Zack Weinberg wrote:
2008/2/19 Zbigniew Zagórski <[EMAIL PROTECTED]>:
 while fighting with my first lua test (for automate
 get_current_revision) I've found that restrictions are rather
 surprising when using --depth=0 command. Reference says that

 "... For example, n=0 disables recursion ..."

 and i think that it's not absolutely true.
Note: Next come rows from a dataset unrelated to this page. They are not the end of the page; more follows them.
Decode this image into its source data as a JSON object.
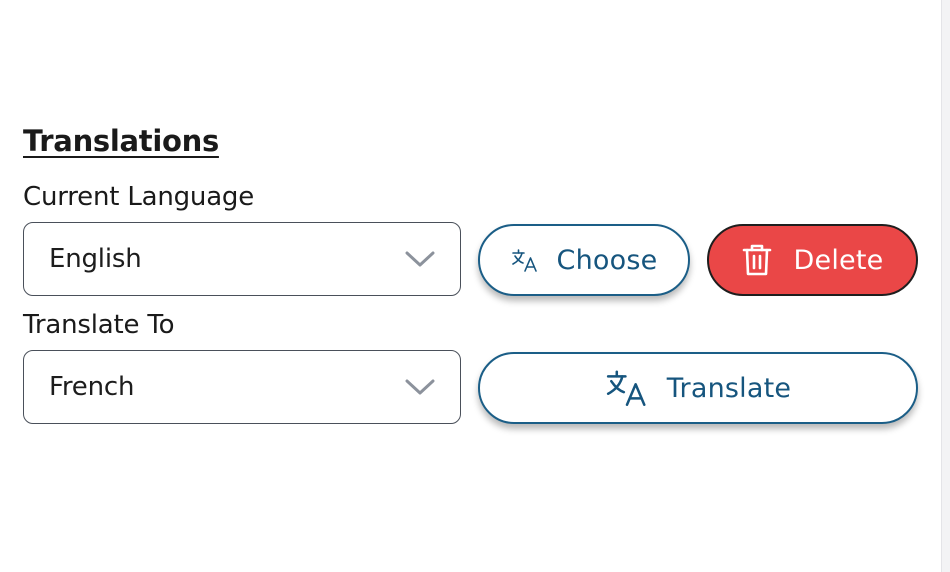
{
  "section": {
    "title": "Translations"
  },
  "current_language": {
    "label": "Current Language",
    "value": "English",
    "choose_label": "Choose",
    "delete_label": "Delete"
  },
  "translate_to": {
    "label": "Translate To",
    "value": "French",
    "translate_label": "Translate"
  },
  "colors": {
    "accent": "#16557e",
    "danger": "#ea4747",
    "border": "#4a505a",
    "chevron": "#8c929c"
  },
  "icons": {
    "choose": "translate-icon",
    "delete": "trash-icon",
    "translate": "translate-icon",
    "select": "chevron-down-icon"
  }
}
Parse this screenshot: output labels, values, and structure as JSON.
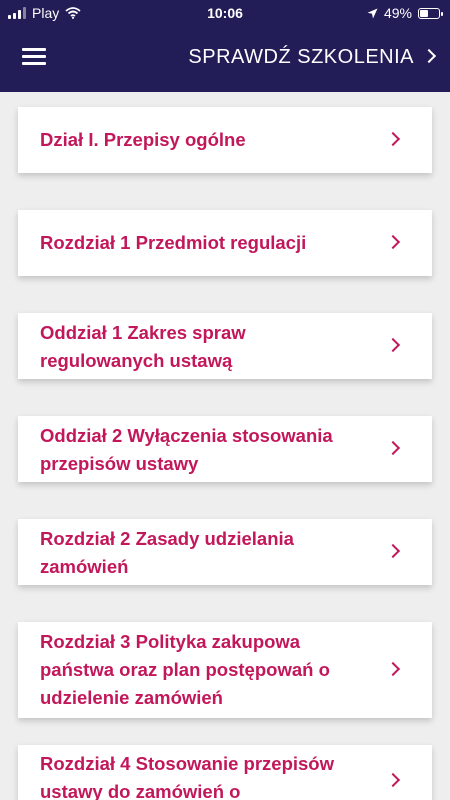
{
  "status_bar": {
    "carrier": "Play",
    "time": "10:06",
    "battery_text": "49%",
    "battery_level": 0.49
  },
  "header": {
    "title": "SPRAWDŹ SZKOLENIA",
    "background_color": "#221c57"
  },
  "accent_color": "#c2185b",
  "items": [
    {
      "label": "Dział I. Przepisy ogólne"
    },
    {
      "label": "Rozdział 1 Przedmiot regulacji"
    },
    {
      "label": "Oddział 1 Zakres spraw regulowanych ustawą"
    },
    {
      "label": "Oddział 2 Wyłączenia stosowania przepisów ustawy"
    },
    {
      "label": "Rozdział 2 Zasady udzielania zamówień"
    },
    {
      "label": "Rozdział 3 Polityka zakupowa państwa oraz plan postępowań o udzielenie zamówień"
    },
    {
      "label": "Rozdział 4 Stosowanie przepisów ustawy do zamówień o"
    }
  ]
}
You've run afoul of this, I think:

  // FIXME: this uses depth+1 because the old semantics of depth=0 were
  // something like "the current directory and its immediate children". it
  // seems somewhat more reasonable here to use depth=0 to mean "exactly
  // this directory" and depth=1 to mean "this directory and its immediate
  // children"

The "old" behavior has been preserved in the name of backward
compatibility.  I'd have no objection to calling a flag day and
introducing the more sensible semantics you suggest (which are the
same as the ones suggested in the restrictions.cc comments).  What do
other people think?

+1

I think the "old" behaviour refers to the time before monotone explicitly supported directories. Perhaps depth=0 meaning all the versioned files in some explicitly specified directory made more sense then.

I don't think there's any need to expose -1 to mean infinite recursion though is there? Not specifying depth already means this.